Unlike its competitors, such as Yu-Gi-Oh! and Pokemon, Magic the Gathering has never had large success in adapting its creative IP across many forms of media. Despite its comic books, video games, and decades of novels, MtG’s characters and stories have failed to gain wider cultural appeal. WotC has tried for over 30 years to have their creative elements become apart of the mainstream, but no matter what they try, it has always seemed like a struggle with minimal benefits. WotC’s worldbuilding has won the praise of creative critics but it has merely existed as a vehicle for MtG’s gameplay.

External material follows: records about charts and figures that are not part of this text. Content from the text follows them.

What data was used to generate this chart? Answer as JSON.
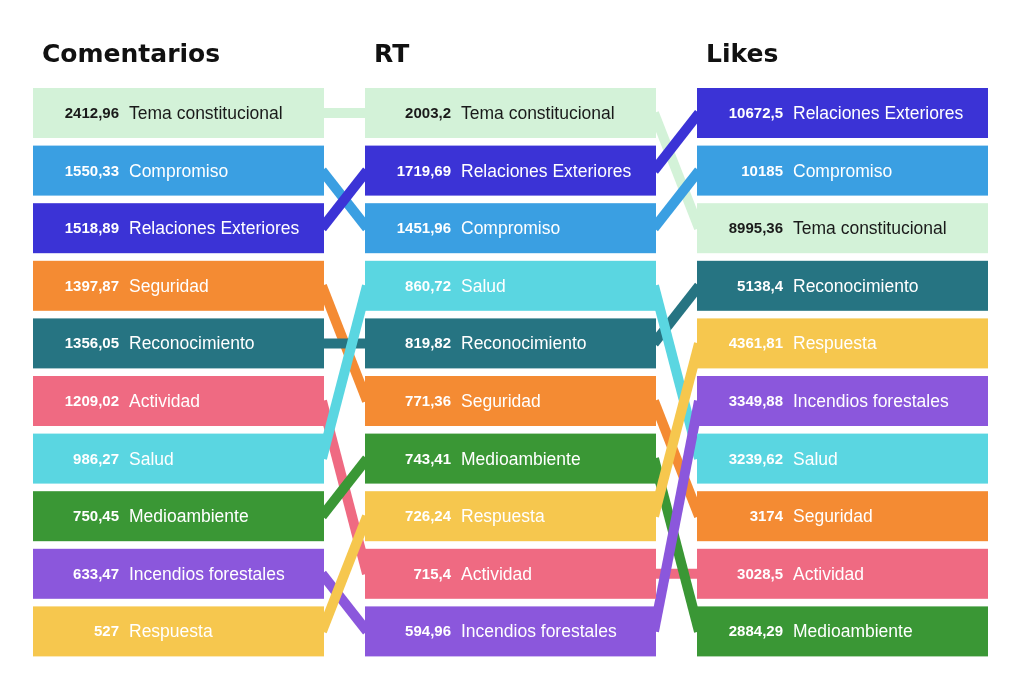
{
  "chart_data": {
    "type": "other",
    "categories": [
      "Tema constitucional",
      "Compromiso",
      "Relaciones Exteriores",
      "Seguridad",
      "Reconocimiento",
      "Actividad",
      "Salud",
      "Medioambiente",
      "Incendios forestales",
      "Respuesta"
    ],
    "series": [
      {
        "name": "Comentarios",
        "colors": [
          "#d3f2d8",
          "#3a9fe2",
          "#3b33d6",
          "#f48b33",
          "#267482",
          "#ef6a82",
          "#5ad6e1",
          "#3a9735",
          "#8b57dc",
          "#f6c74e"
        ],
        "values": [
          2412.96,
          1550.33,
          1518.89,
          1397.87,
          1356.05,
          1209.02,
          986.27,
          750.45,
          633.47,
          527
        ],
        "value_labels": [
          "2412,96",
          "1550,33",
          "1518,89",
          "1397,87",
          "1356,05",
          "1209,02",
          "986,27",
          "750,45",
          "633,47",
          "527"
        ]
      },
      {
        "name": "RT",
        "colors": [
          "#d3f2d8",
          "#3a9fe2",
          "#3b33d6",
          "#f48b33",
          "#267482",
          "#ef6a82",
          "#5ad6e1",
          "#3a9735",
          "#8b57dc",
          "#f6c74e"
        ],
        "values": [
          2003.2,
          1451.96,
          1719.69,
          771.36,
          819.82,
          715.4,
          860.72,
          743.41,
          594.96,
          726.24
        ],
        "value_labels": [
          "2003,2",
          "1451,96",
          "1719,69",
          "771,36",
          "819,82",
          "715,4",
          "860,72",
          "743,41",
          "594,96",
          "726,24"
        ]
      },
      {
        "name": "Likes",
        "colors": [
          "#d3f2d8",
          "#3a9fe2",
          "#3b33d6",
          "#f48b33",
          "#267482",
          "#ef6a82",
          "#5ad6e1",
          "#3a9735",
          "#8b57dc",
          "#f6c74e"
        ],
        "values": [
          8995.36,
          10185,
          10672.5,
          3174,
          5138.4,
          3028.5,
          3239.62,
          2884.29,
          3349.88,
          4361.81
        ],
        "value_labels": [
          "8995,36",
          "10185",
          "10672,5",
          "3174",
          "5138,4",
          "3028,5",
          "3239,62",
          "2884,29",
          "3349,88",
          "4361,81"
        ]
      }
    ]
  }
}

It is not MtG’s head creative who represents the game’s department but its head designer, Mark Rosewater, a person in charge of gameplay.

The introduction of playable, externally licensed creative intellectual property into Magic the Gathering came as a alt-art, subtitled Godzilla-themed cards in the Ikoria set back in 2020. These cards had mixed reviews when they were spoiled, but were quickly accepted and even celebrated by the larger player base. However, there were many players who saw such licensing as dangerous to the “purity” of the game and its own IP. These concerns were seemingly validated within the same year with the release of the mechanically-unique The Walking Dead cards. Players were very vocal about their distaste of having such cards in the game, especially since they were only available through the new limited-time, direct-to-consumer Secret Lair product line.

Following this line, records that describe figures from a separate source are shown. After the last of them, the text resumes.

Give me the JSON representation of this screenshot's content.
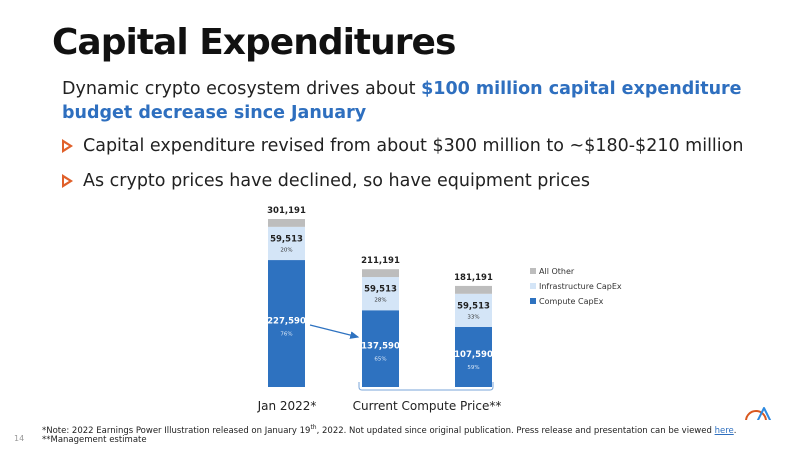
{
  "title": "Capital Expenditures",
  "subtitle": {
    "text": "Dynamic crypto ecosystem drives about ",
    "highlight": "$100 million capital expenditure budget decrease since January"
  },
  "bullets": [
    "Capital expenditure revised from about $300 million to ~$180-$210 million",
    "As crypto prices have declined, so have equipment prices"
  ],
  "notes": {
    "note1_a": "*Note: 2022 Earnings Power Illustration released on January 19",
    "note1_sup": "th",
    "note1_b": ", 2022. Not updated since original publication. Press release and presentation can be viewed ",
    "link": "here",
    "note1_end": ".",
    "note2": "**Management estimate"
  },
  "page_number": "14",
  "colors": {
    "compute": "#2e72c0",
    "infra": "#d4e5f7",
    "other": "#bdbdbd",
    "accent": "#2e6fbf",
    "bullet": "#e0602a"
  },
  "chart_data": {
    "type": "bar",
    "stacked": true,
    "categories": [
      "Jan 2022",
      "Current Compute Price A",
      "Current Compute Price B"
    ],
    "group_labels": [
      "Jan 2022*",
      "Current Compute Price**"
    ],
    "series": [
      {
        "name": "Compute CapEx",
        "values": [
          227590,
          137590,
          107590
        ],
        "labels": [
          "227,590",
          "137,590",
          "107,590"
        ],
        "pct": [
          "76%",
          "65%",
          "59%"
        ]
      },
      {
        "name": "Infrastructure CapEx",
        "values": [
          59513,
          59513,
          59513
        ],
        "labels": [
          "59,513",
          "59,513",
          "59,513"
        ],
        "pct": [
          "20%",
          "28%",
          "33%"
        ]
      },
      {
        "name": "All Other",
        "values": [
          14088,
          14088,
          14088
        ]
      }
    ],
    "totals": [
      "301,191",
      "211,191",
      "181,191"
    ],
    "legend": [
      "All Other",
      "Infrastructure CapEx",
      "Compute CapEx"
    ],
    "legend_position": "right"
  }
}
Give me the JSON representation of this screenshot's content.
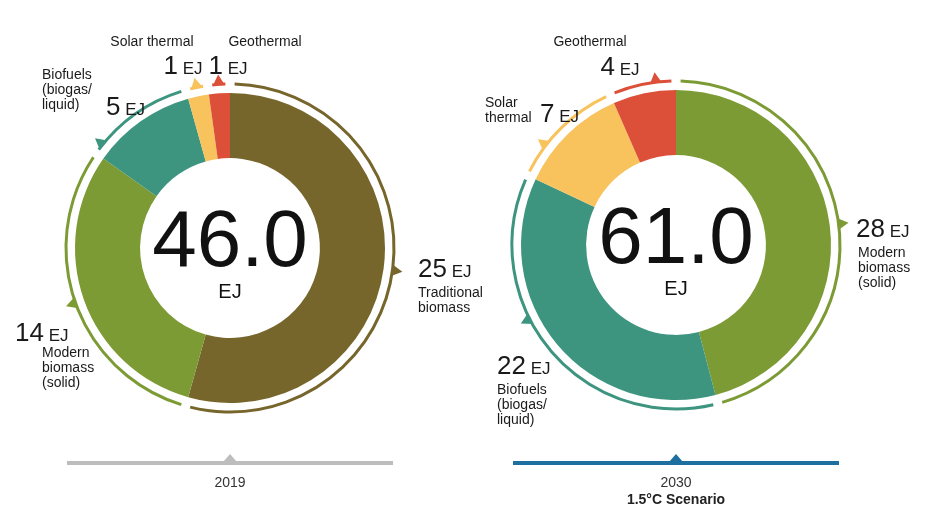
{
  "chart_data": [
    {
      "type": "doughnut",
      "title": "2019",
      "center_text": "46.0",
      "unit": "EJ",
      "categories": [
        "Traditional\nbiomass",
        "Modern\nbiomass\n(solid)",
        "Biofuels\n(biogas/\nliquid)",
        "Solar thermal",
        "Geothermal"
      ],
      "values": [
        25,
        14,
        5,
        1,
        1
      ],
      "value_labels": [
        "25 EJ",
        "14 EJ",
        "5 EJ",
        "1 EJ",
        "1 EJ"
      ],
      "colors": [
        "#77662b",
        "#7d9b35",
        "#3d9580",
        "#f8c25c",
        "#dc4f38"
      ],
      "data_labels": true
    },
    {
      "type": "doughnut",
      "title": "2030",
      "subtitle": "1.5°C Scenario",
      "center_text": "61.0",
      "unit": "EJ",
      "categories": [
        "Modern\nbiomass\n(solid)",
        "Biofuels\n(biogas/\nliquid)",
        "Solar\nthermal",
        "Geothermal"
      ],
      "values": [
        28,
        22,
        7,
        4
      ],
      "value_labels": [
        "28 EJ",
        "22 EJ",
        "7 EJ",
        "4 EJ"
      ],
      "colors": [
        "#7d9b35",
        "#3d9580",
        "#f8c25c",
        "#dc4f38"
      ],
      "data_labels": true
    }
  ]
}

Despite WotC eventually creating “in-universe” versions of The Walking Dead cards, player trust had already been eroded. The next year brought Dungeons and Dragons sets, which were well-regarded gameplay-wise. Since the IP was within WotC’s portfolio, it was seen as more of a “sister-property” to that of MtG, but there were still Magic purists who were quite vocal about their dislike of an entire Standard-legal set being dedicated to a non-MtG IP. More mechanically-unique cards would come out in the following years, adding fuel to the fire. But despite all the criticism, these sets and Secret Lair bundles led to record-sales time and time again for WotC, and therefore Hasbro, their corporate owners. The incentive for WotC to delve more into what they called “Universes Beyond” became greater until it all came to a head with their best-selling set ever at the time, The Lord of the Rings: Tales of Middle-earth.

When WotC tells players that their concerns and criticisms of the increasing amount of UB sets is made less valid by how well those sets have sold, they are essentially telling the larger playerbase that “money talks”. This is a corporate way of saying “only a small vocal minority of you don’t like what we are doing”. If WotC, and therefore Hasbro, are to be believed, then most players are not only on board with the pivot to UB, but are quite happy about it. In fact, it only took a few more years for another UB set, Final Fantasy, to outperform The Lord of the Rings set. Is it possible that WotC knows their game better than its playerbase? Is it possible that they already told their playerbase over a decade ago that this would likely happen? I’d answer yes to both questions.

Mark Rosewater has written many articles about Magic and how it all works. Many of these articles, labeled “Making Magic” on the MtG official website, tell readers that Magic’s creator, Dr. Richard Garfield, always intended for MtG to be “bigger than the box it came in”. In fact, Mark regularly writes articles echoing these words to explain that Magic isn’t even just a game, but a hobby and a lifestyle. Mark, and by extension WotC, has always had big plans for Magic the Gathering. They knew that the strength of their game was in the system that they’d created, a system that is greater than its individual parts. What the MtG rules system allows for is a mechanism to turn nearly any interaction into an interesting, complex gameplay experience full of fun and creativity, regardless of the IP involved.